Katarzynki Toruńskie

Jeszcze po południu w mojej głowie snuły się słowa "dla mnie też, niezbyt łaskawy byłą dzień...". Na szczęście późniejsze zdarzenia odczarowały ten stan i przyznaje, że "w sumie się żyje cudnie" :)
Niniejsze "Katarzynki" zostały wywiezione zaraz po upieczeniu w kierunku Poznania. Jako, że potrzebują one trochę odpoczynku by skruszeć (ok. 2 tyg) przykazałam spożyć je za jakiś czas. Pierwsze wieści już dotarły - pozytywne :)
Skąd nazwa "Katarzynki"? A no stąd, że córka toruńskiego młynarza, przygotować miała  coś smakowitego na przyjazd króla do Torunia. Legenda mówi, że pszczoły podpowiedziały jej dołożenie miodu do chleba i ciast.

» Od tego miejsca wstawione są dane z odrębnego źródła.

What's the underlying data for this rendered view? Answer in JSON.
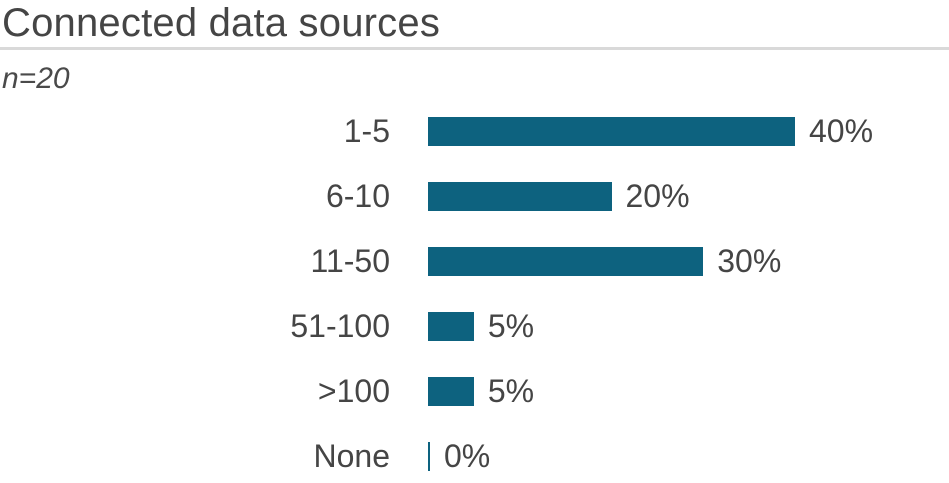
{
  "title": "Connected data sources",
  "sample_label": "n=20",
  "chart_data": {
    "type": "bar",
    "orientation": "horizontal",
    "title": "Connected data sources",
    "subtitle": "n=20",
    "categories": [
      "1-5",
      "6-10",
      "11-50",
      "51-100",
      ">100",
      "None"
    ],
    "values": [
      40,
      20,
      30,
      5,
      5,
      0
    ],
    "value_labels": [
      "40%",
      "20%",
      "30%",
      "5%",
      "5%",
      "0%"
    ],
    "xlabel": "",
    "ylabel": "",
    "xlim": [
      0,
      40
    ],
    "grid": false,
    "legend": false,
    "bar_color": "#0d627f",
    "text_color": "#454545",
    "divider_color": "#d9d9d9"
  }
}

Wypieki udały się znakomicie, a król zaczął odtąd sławić toruńskie pierniki w całej Europie. 




Składniki:
  • 250 g mąki tortowej
  • 250 g miodu (ok. 3/4 szklanki)
  • 2 łyżeczki proszku do pieczenia
  • 1 łyżeczka mielonego cynamonu
  • 3 łyżki posiekanych orzechów włoskich
  • 1/2 łyżeczki mielonych goździków
  • 1/2 łyżeczki mielonego kardamonu
  • 1 kieliszek białego rumu
  • 1 łyżka smalcu lub masła


W rondelku z grubym dnem rozpuścić masło z miodem, przestudzić.  Mąkę wymieszać z proszkiem do pieczenia i przyprawami. Mąkę połączyć z przestudzonym miodem, dokładnie wymieszać, a następnie zagnieść ciasto. Dodać posiekane orzechy, rum i ponownie zagnieść. Jeśli ciasto będzie zbyt sypkie dodać odrobinę wody, jeśli rzadkie trochę mąki. Na posypanej mąką stolnicy rozwałkować ciasto na grubość 0,5 cm, wyciąć katarzynki, ułożyć na wysmarowanej tłuszczem lub włożonej papierem do pieczenia blasze.
Przed pieczeniem posmarować katarzynki zimną wodą. Piec w temperaturze 190 stopni C przez 15 - 20 minut.


SMACZNEGO :)


Źródło: H. Szymanderska, Kuchnia Polska, potrawy regionalne.